Marxist Germany wrote:-snip-
Hereby,
- Defines the following for the purpose of this resolution:
- An "organisation" as an entity that collects data from its users,
and and is not run by the government of the nation which the individual whose data the entity collects is from; - A "minor" as a person under the age of majority not going through a transitional period into adulthood, as determined by the home member-state of the minor;
- A "guardian" as an individual legally responsible for the protection and care of a minor;
- "personal data" as data that can be used to identify an individual;
- A "user" an individual who is not a minor; who uses or has used the services of, or is a member or has been a member of, an organisation;
- Prohibits:
- Organisations from collecting or storing the personal data of any minor without the explicit consent of their guardian except when the guardian cannot be contacted and it is not in the best interests of the minor to do so, such as cases of child abuse, or unless the business is unable to verify the age of the user;
- Organisations from collecting or storing personal data of any non-minor individual without their explicit consent except for crime prevention, such as CCTV cameras, unless the individual cannot consent and the personal data is required for an emergency, or unless the data is used exclusively for journalistic purposes;
- Organisations from using personal data collected from any individual to intentionally and maliciously cause harm or severe distress to the individual the data belongs to;
- Governments of member states from viewing the personal data of a minor, or user without explicit prior consent from both the organisation in possession of the personal data and the guardian of the minor, or user to which the data belongs, unless the user has consented to their personal data being shared with authorities as necessary, as a condition to use the services of the organisation and the personal data collected was for crime prevention, or a judicial order has been issued;
I'm sorry, but I have several issues with this. Firstly, see my strikeout in line 1(a) (Yes, I know I'm not the first one to pick up on this).
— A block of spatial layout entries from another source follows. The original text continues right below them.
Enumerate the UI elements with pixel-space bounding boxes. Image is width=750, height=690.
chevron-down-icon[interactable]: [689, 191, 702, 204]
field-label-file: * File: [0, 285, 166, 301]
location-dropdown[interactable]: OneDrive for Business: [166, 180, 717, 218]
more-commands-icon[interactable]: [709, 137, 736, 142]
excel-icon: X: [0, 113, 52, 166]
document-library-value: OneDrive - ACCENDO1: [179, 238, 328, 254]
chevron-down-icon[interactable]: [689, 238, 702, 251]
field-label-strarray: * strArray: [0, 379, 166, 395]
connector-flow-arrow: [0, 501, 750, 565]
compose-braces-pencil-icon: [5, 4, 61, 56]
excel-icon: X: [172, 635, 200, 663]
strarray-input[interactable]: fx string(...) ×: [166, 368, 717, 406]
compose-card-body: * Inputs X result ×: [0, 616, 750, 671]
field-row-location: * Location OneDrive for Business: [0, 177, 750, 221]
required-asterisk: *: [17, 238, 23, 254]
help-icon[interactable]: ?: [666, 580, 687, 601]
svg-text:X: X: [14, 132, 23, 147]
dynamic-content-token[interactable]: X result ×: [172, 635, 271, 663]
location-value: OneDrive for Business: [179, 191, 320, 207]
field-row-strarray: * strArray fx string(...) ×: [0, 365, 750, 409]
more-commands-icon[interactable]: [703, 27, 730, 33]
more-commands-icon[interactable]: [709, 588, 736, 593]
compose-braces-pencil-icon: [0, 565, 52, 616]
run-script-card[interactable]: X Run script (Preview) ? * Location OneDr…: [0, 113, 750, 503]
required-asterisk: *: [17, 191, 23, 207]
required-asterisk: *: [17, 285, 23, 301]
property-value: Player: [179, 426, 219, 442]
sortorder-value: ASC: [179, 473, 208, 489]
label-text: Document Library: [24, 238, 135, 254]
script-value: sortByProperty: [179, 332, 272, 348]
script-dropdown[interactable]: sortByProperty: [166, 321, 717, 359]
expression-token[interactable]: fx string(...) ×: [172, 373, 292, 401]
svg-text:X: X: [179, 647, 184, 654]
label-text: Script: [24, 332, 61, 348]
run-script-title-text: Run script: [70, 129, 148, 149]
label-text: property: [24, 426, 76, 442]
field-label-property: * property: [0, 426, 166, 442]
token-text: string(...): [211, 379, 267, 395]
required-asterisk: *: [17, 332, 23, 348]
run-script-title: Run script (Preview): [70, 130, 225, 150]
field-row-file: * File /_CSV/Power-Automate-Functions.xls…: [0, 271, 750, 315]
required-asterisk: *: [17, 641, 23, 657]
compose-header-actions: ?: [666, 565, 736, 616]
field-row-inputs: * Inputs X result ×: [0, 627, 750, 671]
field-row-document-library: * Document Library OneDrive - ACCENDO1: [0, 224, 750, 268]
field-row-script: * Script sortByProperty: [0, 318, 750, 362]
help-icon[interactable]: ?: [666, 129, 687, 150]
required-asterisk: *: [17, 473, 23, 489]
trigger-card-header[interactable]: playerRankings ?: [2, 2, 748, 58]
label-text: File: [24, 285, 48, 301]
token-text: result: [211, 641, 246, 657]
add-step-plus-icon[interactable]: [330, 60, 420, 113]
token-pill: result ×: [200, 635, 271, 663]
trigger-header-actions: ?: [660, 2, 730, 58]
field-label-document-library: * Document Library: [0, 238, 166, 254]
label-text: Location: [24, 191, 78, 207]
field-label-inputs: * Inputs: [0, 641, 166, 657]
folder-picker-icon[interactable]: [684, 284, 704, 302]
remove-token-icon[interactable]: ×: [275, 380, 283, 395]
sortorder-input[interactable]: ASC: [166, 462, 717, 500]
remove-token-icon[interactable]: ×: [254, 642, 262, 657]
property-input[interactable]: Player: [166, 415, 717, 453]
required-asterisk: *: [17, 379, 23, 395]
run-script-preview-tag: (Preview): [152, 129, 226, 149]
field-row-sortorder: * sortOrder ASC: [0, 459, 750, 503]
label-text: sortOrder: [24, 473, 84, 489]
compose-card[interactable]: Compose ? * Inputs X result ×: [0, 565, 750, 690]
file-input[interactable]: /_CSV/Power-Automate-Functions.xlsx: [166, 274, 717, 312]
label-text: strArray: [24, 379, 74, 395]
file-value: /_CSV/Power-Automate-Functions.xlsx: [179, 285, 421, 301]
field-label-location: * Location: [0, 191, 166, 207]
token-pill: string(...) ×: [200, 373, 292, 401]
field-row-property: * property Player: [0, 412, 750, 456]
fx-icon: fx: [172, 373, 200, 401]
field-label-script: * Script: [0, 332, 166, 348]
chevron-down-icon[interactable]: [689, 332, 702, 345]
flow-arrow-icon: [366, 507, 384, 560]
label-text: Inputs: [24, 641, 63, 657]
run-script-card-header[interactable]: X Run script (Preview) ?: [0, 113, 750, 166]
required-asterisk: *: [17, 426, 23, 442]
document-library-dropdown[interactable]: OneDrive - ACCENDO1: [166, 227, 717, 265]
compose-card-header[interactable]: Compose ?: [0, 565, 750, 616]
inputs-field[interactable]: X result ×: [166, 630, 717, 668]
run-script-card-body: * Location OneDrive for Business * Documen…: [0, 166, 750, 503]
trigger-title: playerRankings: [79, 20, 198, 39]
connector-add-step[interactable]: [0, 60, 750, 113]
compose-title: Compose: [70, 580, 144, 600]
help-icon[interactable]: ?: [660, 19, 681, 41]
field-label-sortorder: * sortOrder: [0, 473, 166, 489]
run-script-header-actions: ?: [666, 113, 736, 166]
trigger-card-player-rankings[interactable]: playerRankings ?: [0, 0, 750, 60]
Secondly, you seem to use the word 'user' in your first prohibition without regard to the meaning you have set; by definition, a 'user' is not a minor. To prevent data collection on a minor because a user's age cannot be verified (keeping in mind that a user cannot be a minor per your definition) makes little sense to me.
Thirdly, wouldn't 'non-minor individual' simply be a user? I can scarcely see a circumstance wherein a 'non-minor individual' whose data is being collected by an organisation does not fit the definition of a 'user'.
Your last prohibition also seems a tad dicey due to the exception made in the definition of 'organisation' for government-run entities, since it seems as though you are attempting to curtail a government's own ability to record its own data. In particular, for a government-run entity (which isn't an organisation), explicit consent from either the user or guardian is still required. It would be practically impossible to enforce, and hugely inconvenient.
The definitions/language used isn't quite right to achieve the aims of the proposal. I like the idea behind it, though.
I didn't find anything objectionable in the mandate section. I am against this proposal, mainly for the reasons outlined above.